Day Six brought balance and beauty to the physical world.
Rabbi Jill Hammer, Tel Shemesh
Five evenings in March,
a lady owl cooed
to the gentleman chosen
to father her owlets.
We marveled
at the metered rhythm,
the metronome cadence,
of call and response.
We waited
for yellow-eyed winks
from the moribund cypress,
for wingbeats at sundown, the screech
of airborne mice on their way to the nestlings.
By the sixth night there was no more
love-talk. The sound of wild presence
stopped. Briefly we pondered why,
why-not, but the after-hours pharmacy
opened, the medical mall expanded
parking, the cardiologists held
a ribbon cutting.
We forgot the star-crossed lovers,
no longer spoke
of the thwarted couple,
discussed our own dilemmas,
how to outwit traffic,
the sleepless bling of neon signage,
the side effects of medication,
meant to right the heart’s dysrhythmia.
A thoughtful poem about the hurtful effects of urban blight. All species suffer, including humans, when we lose our green spaces.

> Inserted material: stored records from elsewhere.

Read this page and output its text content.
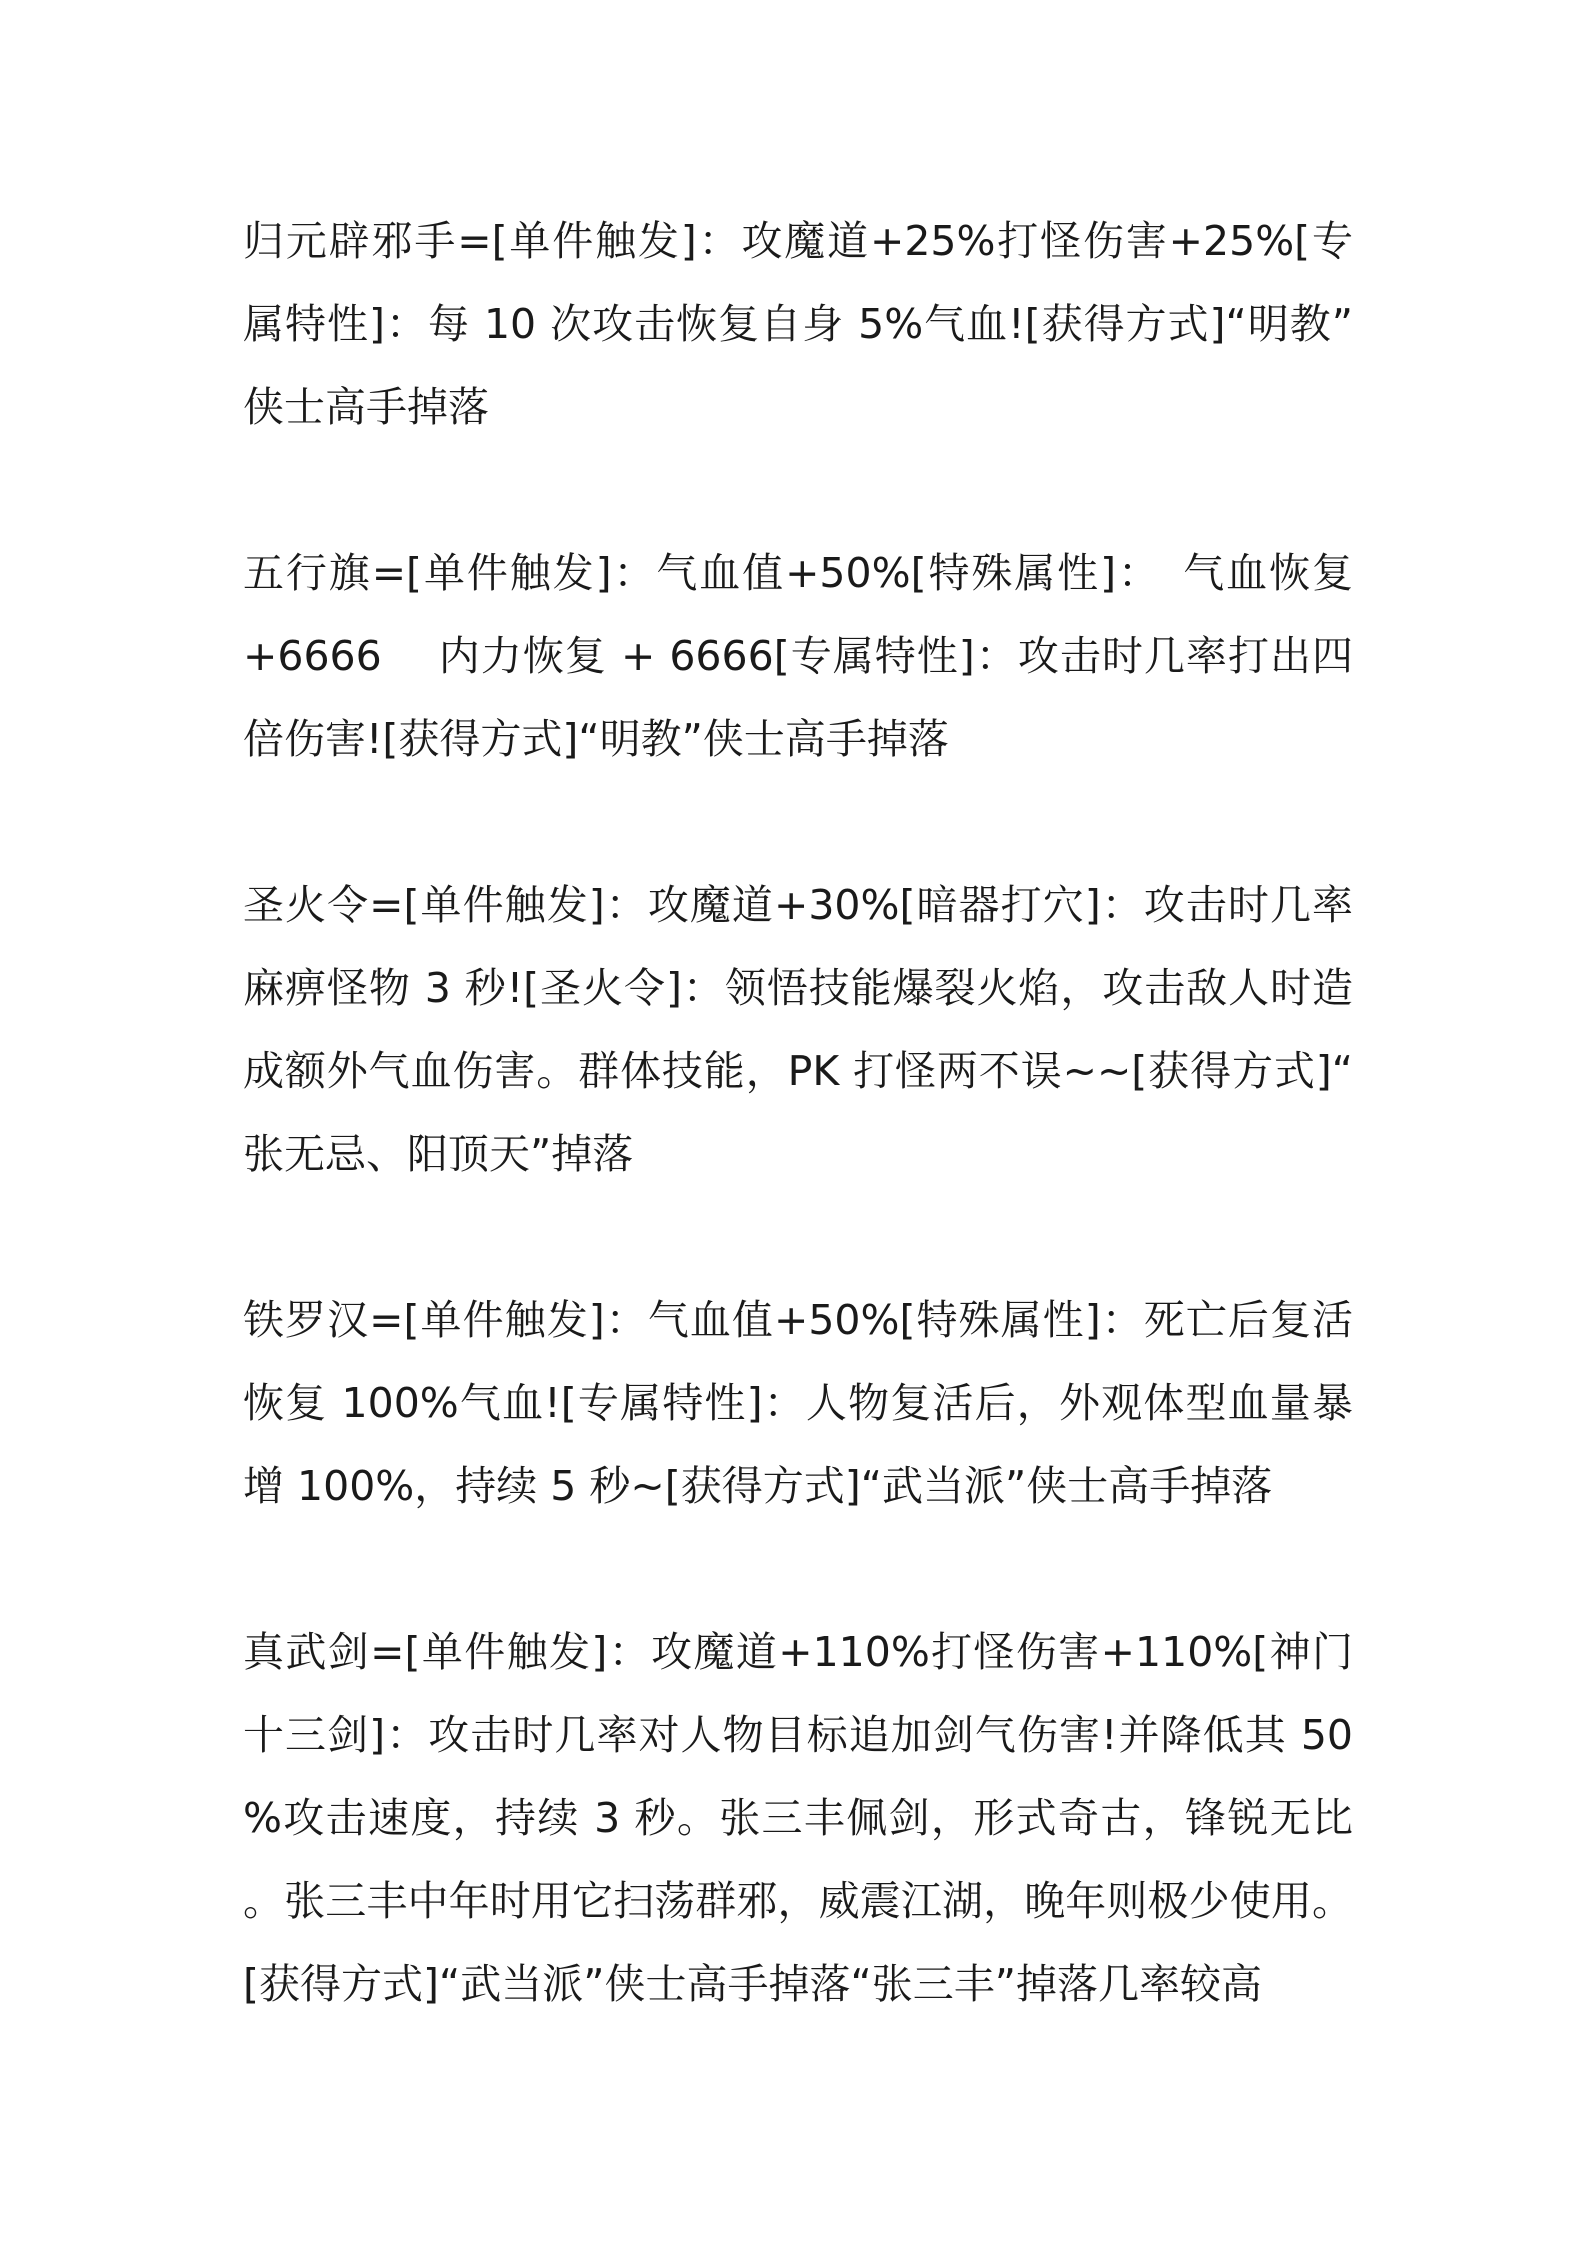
归元辟邪手=[单件触发]：攻魔道+25%打怪伤害+25%[专属特性]：每 10 次攻击恢复自身 5%气血![获得方式]“明教”侠士高手掉落

五行旗=[单件触发]：气血值+50%[特殊属性]：　气血恢复 +6666　 内力恢复 + 6666[专属特性]：攻击时几率打出四倍伤害![获得方式]“明教”侠士高手掉落

圣火令=[单件触发]：攻魔道+30%[暗器打穴]：攻击时几率麻痹怪物 3 秒![圣火令]：领悟技能爆裂火焰，攻击敌人时造成额外气血伤害。群体技能，PK 打怪两不误~~[获得方式]“张无忌、阳顶天”掉落

铁罗汉=[单件触发]：气血值+50%[特殊属性]：死亡后复活恢复 100%气血![专属特性]：人物复活后，外观体型血量暴增 100%，持续 5 秒~[获得方式]“武当派”侠士高手掉落

真武剑=[单件触发]：攻魔道+110%打怪伤害+110%[神门十三剑]：攻击时几率对人物目标追加剑气伤害!并降低其 50%攻击速度，持续 3 秒。张三丰佩剑，形式奇古，锋锐无比。张三丰中年时用它扫荡群邪，威震江湖，晚年则极少使用。[获得方式]“武当派”侠士高手掉落“张三丰”掉落几率较高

The concluding stanza in this poem stops me cold. After the sweet observation of the owls, it’s a sad commentary on how even many of us who are environmentally aware can quickly get caught up again in our busyness, leaving the dilemmas of nature behind.
I admire the excellent word choice and word sounds that lend this eco-poem a mystical quality.